When the good people at Make the Road put out a call for volunteers to register voters, I knew I should sign up. It had been too long since I had done something charitable. Plus it was in Queens! On a Sunday! How could I say no?

I had a brief moment of panic when I met the team at the Queens Center Mall and they said most of us were not going to be sitting at a booth but instead had to spread out and invite strangers to register. From the looks of them, many of the shoppers around us were either fans or practitioners of caged fighting, and my only defense would be a measly clipboard.

I was sent out with a young couple, but guessing they didn’t care for a middle-aged third wheel I struck out on my own. My turf was the entrance next to the Cheesecake Factory, and my strategy consisted of asking passersby if they were ready to vote in the next election–I figured everyone would already be itching for another go.

Approaching strangers was agony for me, but I knew it was for a good cause.
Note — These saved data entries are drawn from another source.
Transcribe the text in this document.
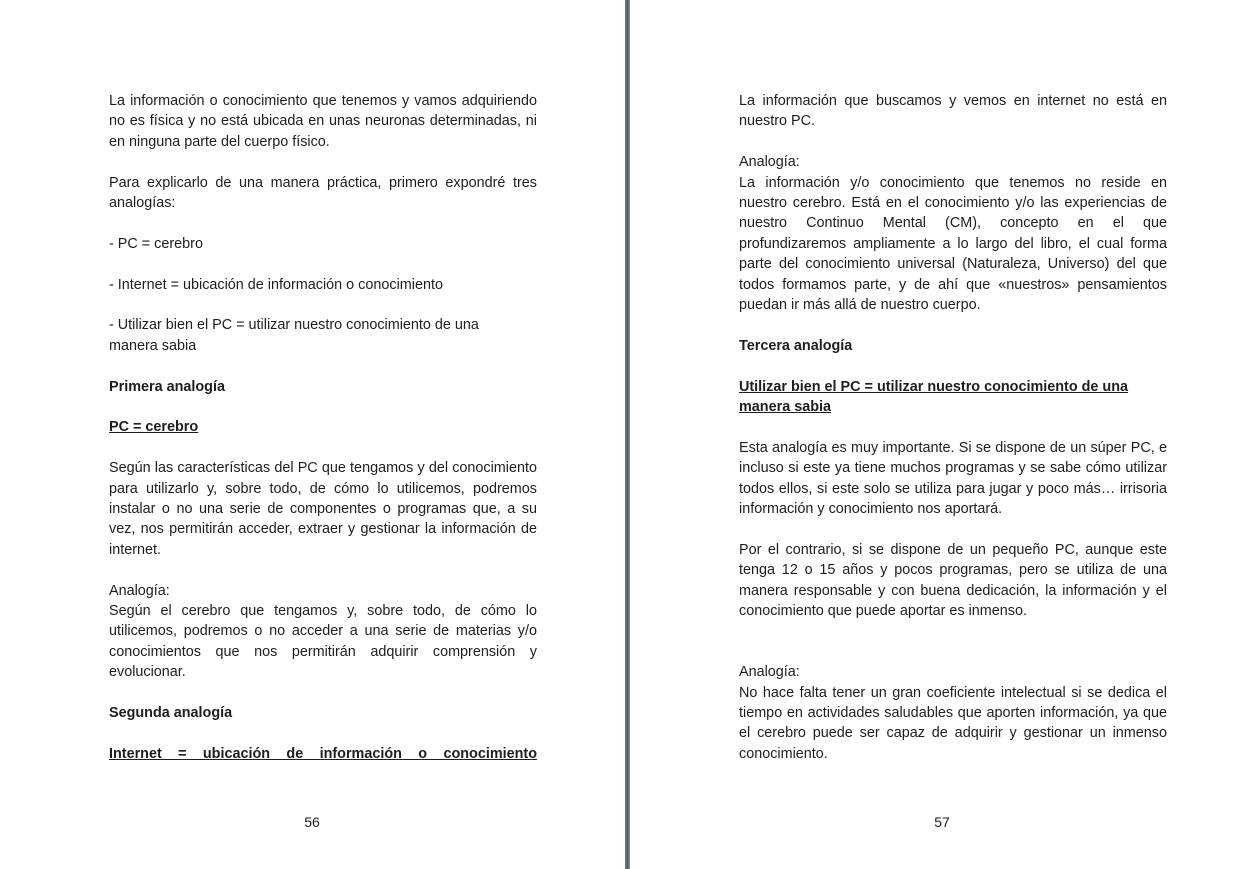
La información o conocimiento que tenemos y vamos adquiriendo no es física y no está ubicada en unas neuronas determinadas, ni en ninguna parte del cuerpo físico.

Para explicarlo de una manera práctica, primero expondré tres analogías:

- PC = cerebro

- Internet = ubicación de información o conocimiento

- Utilizar bien el PC = utilizar nuestro conocimiento de una manera sabia

Primera analogía

PC = cerebro

Según las características del PC que tengamos y del conocimiento para utilizarlo y, sobre todo, de cómo lo utilicemos, podremos instalar o no una serie de componentes o programas que, a su vez, nos permitirán acceder, extraer y gestionar la información de internet.

Analogía:

Según el cerebro que tengamos y, sobre todo, de cómo lo utilicemos, podremos o no acceder a una serie de materias y/o conocimientos que nos permitirán adquirir comprensión y evolucionar.

Segunda analogía

Internet = ubicación de información o conocimiento

56

La información que buscamos y vemos en internet no está en nuestro PC.

Analogía:

La información y/o conocimiento que tenemos no reside en nuestro cerebro. Está en el conocimiento y/o las experiencias de nuestro Continuo Mental (CM), concepto en el que profundizaremos ampliamente a lo largo del libro, el cual forma parte del conocimiento universal (Naturaleza, Universo) del que todos formamos parte, y de ahí que «nuestros» pensamientos puedan ir más allá de nuestro cuerpo.

Tercera analogía

Utilizar bien el PC = utilizar nuestro conocimiento de una manera sabia

Esta analogía es muy importante. Si se dispone de un súper PC, e incluso si este ya tiene muchos programas y se sabe cómo utilizar todos ellos, si este solo se utiliza para jugar y poco más… irrisoria información y conocimiento nos aportará.

Por el contrario, si se dispone de un pequeño PC, aunque este tenga 12 o 15 años y pocos programas, pero se utiliza de una manera responsable y con buena dedicación, la información y el conocimiento que puede aportar es inmenso.

Analogía:

No hace falta tener un gran coeficiente intelectual si se dedica el tiempo en actividades saludables que aporten información, ya que el cerebro puede ser capaz de adquirir y gestionar un inmenso conocimiento.

57
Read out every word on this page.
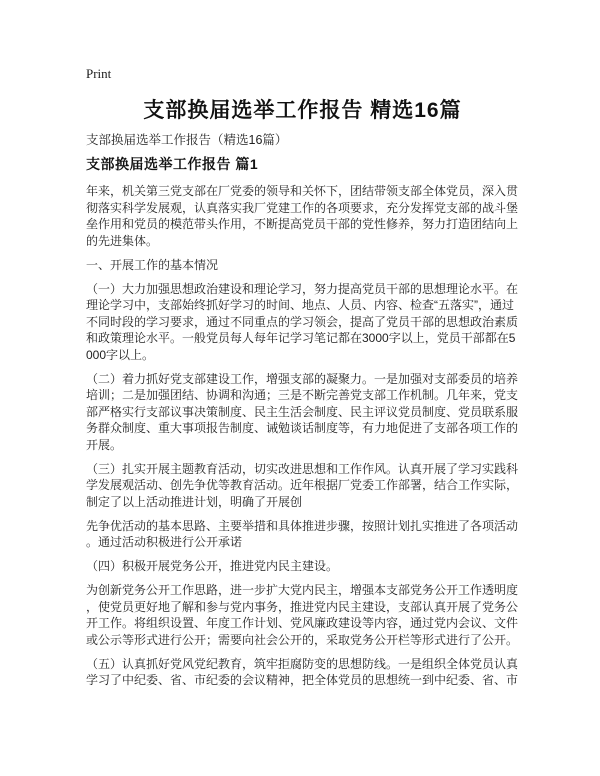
Print
支部换届选举工作报告 精选16篇
支部换届选举工作报告（精选16篇）
支部换届选举工作报告 篇1

年来，机关第三党支部在厂党委的领导和关怀下，团结带领支部全体党员，深入贯彻落实科学发展观，认真落实我厂党建工作的各项要求，充分发挥党支部的战斗堡垒作用和党员的模范带头作用，不断提高党员干部的党性修养，努力打造团结向上的先进集体。

一、开展工作的基本情况

（一）大力加强思想政治建设和理论学习，努力提高党员干部的思想理论水平。在理论学习中，支部始终抓好学习的时间、地点、人员、内容、检查“五落实”，通过不同时段的学习要求，通过不同重点的学习领会，提高了党员干部的思想政治素质和政策理论水平。一般党员每人每年记学习笔记都在3000字以上，党员干部都在5000字以上。

（二）着力抓好党支部建设工作，增强支部的凝聚力。一是加强对支部委员的培养培训；二是加强团结、协调和沟通；三是不断完善党支部工作机制。几年来，党支部严格实行支部议事决策制度、民主生活会制度、民主评议党员制度、党员联系服务群众制度、重大事项报告制度、诫勉谈话制度等，有力地促进了支部各项工作的开展。

（三）扎实开展主题教育活动，切实改进思想和工作作风。认真开展了学习实践科学发展观活动、创先争优等教育活动。近年根据厂党委工作部署，结合工作实际，制定了以上活动推进计划，明确了开展创

先争优活动的基本思路、主要举措和具体推进步骤，按照计划扎实推进了各项活动。通过活动积极进行公开承诺

（四）积极开展党务公开，推进党内民主建设。

为创新党务公开工作思路，进一步扩大党内民主，增强本支部党务公开工作透明度，使党员更好地了解和参与党内事务，推进党内民主建设，支部认真开展了党务公开工作。将组织设置、年度工作计划、党风廉政建设等内容，通过党内会议、文件或公示等形式进行公开；需要向社会公开的，采取党务公开栏等形式进行了公开。

（五）认真抓好党风党纪教育，筑牢拒腐防变的思想防线。一是组织全体党员认真学习了中纪委、省、市纪委的会议精神，把全体党员的思想统一到中纪委、省、市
I got a lot of no-thank-yous, some people told me they were already registered, a few more said they didn’t vote, and one of those returned a minute later to tell me that voting was bullshit. Many people just ignored me. The patriarch of a Hasidic family gave me an inexplicably dirty look.

I was thrilled when a little old lady said she did, indeed, want to register. She was an 88-year-old Hispanic immigrant, and my heart filled with pride as I helped her fill the form. Then it sank when party affiliation came up.

“I’m a Republican,” she told me in Spanish. “The people in my neighborhood don’t like it, but I came to this country 40 years ago and I became a citizen thanks to Ronald Reagan. They can’t tell me not to vote Republican.”

I spouted some pap about how this was what made democracy great and she thanked me. Then she came back a few minutes later and put a chocolate bar in my hand. “This is for you,” she said. “I appreciate your help.” I was touched but wished I could explain that Reagan probably didn’t have anything to do with her citizenship and that the people in her neighborhood were right.

I stuck around for a couple of hours trying to balance the scales with at least one Democrat, but no luck; maybe the Cheesecake Factory was not quite the hub of civic responsibility I assumed.

After I dropped off my clipboard and the one registration, it dawned on me that all I accomplished that day was getting the Republicans a vote they don’t deserve. And I don’t eat sugar so I couldn’t even enjoy the chocolate.